In 2018 I became Josef K. in Franz Kafka’s The Trial, a man is accused of a crime. But no one will tell him what, where, when or how the crime was committed. The novel’s opening sentence still haunts me: “Somebody must have slandered Josef K, for one morning, without having done anything wrong, he was arrested.” In October 2018, as my name was still on the cable shows, critic John M. Ellis wrote a perceptive essay on Kafka. The great Czech author, observed Ellis,

saw something that the Enlightenment philosophers didn’t: that even after they have persuaded everyone to be guided by reason, human nature will not have changed. Those people who are now supposedly on a better path will still be essentially as they were before. The irrational side of their nature will not have gone away: it will just find another way of expressing itself. It will co-opt reason and employ it in the service of the same drives, ambitions, and even foolishness that were there all along.”

The Rush to Judge-Ment

In short, without law, virtues and due process, people become like wolves. The first I heard of Ford’s accusation was not from a politician. This even though Senator Dianne Feinstein’s office had a letter that Ford had sent to her in July. Nor from law enforcement, which would have been the most obvious and lawful route.

No, I got a call from Ronan Farrow of The New Yorker. Farrow asked me about “sexual misconduct in the 1980s” involving myself and Brett Kavanaugh. Blogger Allahpundit put it well:

Judge apparently found out he was named in the letter when Ronan Farrow called to ask about it. Farrow offered no details about when the incident supposedly happened or where, or even the name of the woman. Judge has been accused of participating in an attempted rape with a would-be Supreme Court justice, in other words, and can’t even get the basic facts of the allegation provided to him. It’s Kafkaesque.

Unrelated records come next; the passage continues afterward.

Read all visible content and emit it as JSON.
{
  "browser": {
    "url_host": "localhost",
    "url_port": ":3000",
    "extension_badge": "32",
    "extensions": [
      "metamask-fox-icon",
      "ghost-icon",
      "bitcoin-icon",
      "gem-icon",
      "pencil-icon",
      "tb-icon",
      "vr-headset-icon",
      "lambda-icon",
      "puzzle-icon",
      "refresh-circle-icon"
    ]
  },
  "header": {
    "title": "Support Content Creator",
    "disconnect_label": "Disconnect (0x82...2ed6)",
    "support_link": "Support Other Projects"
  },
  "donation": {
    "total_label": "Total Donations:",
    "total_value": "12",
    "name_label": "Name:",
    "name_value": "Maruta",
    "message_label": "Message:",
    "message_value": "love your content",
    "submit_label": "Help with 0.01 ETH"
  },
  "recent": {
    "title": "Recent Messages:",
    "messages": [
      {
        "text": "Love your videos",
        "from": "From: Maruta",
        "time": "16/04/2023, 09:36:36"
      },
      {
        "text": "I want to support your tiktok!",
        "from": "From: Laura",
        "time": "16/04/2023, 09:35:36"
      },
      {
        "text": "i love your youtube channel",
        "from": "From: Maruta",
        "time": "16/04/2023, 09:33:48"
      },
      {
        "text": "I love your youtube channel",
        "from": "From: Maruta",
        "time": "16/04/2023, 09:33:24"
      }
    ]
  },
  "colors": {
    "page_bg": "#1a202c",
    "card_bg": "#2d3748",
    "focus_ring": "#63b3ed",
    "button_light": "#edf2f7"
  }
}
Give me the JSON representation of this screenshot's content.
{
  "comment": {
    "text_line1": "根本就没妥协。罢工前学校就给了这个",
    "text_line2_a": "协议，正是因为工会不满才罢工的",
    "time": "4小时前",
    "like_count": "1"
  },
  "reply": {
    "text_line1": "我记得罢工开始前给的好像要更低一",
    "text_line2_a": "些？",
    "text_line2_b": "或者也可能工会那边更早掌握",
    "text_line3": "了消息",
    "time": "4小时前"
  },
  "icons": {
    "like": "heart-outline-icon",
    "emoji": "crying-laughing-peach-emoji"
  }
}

There are few people who know how deep or dark the hit on me was. There were extortionate phone calls. Indefatigable press mobs. Pompous declarations by supposedly responsible people that my guilt or innocence didn’t matter. Then some terrifying episodes involving honey traps, stalkers and threats.

The “hideous standards” that Cooke warns about in his National Review piece? The Kafkaesque nightmare that comes for a normal person, already came for one, in spades. How could this editor of National Review forget that?

We need some extra help at the dishwashing station if Cooke wants to get his hands dirty and talk about it.

 

Mark Judge is a writer and filmmaker in Washington, D.C.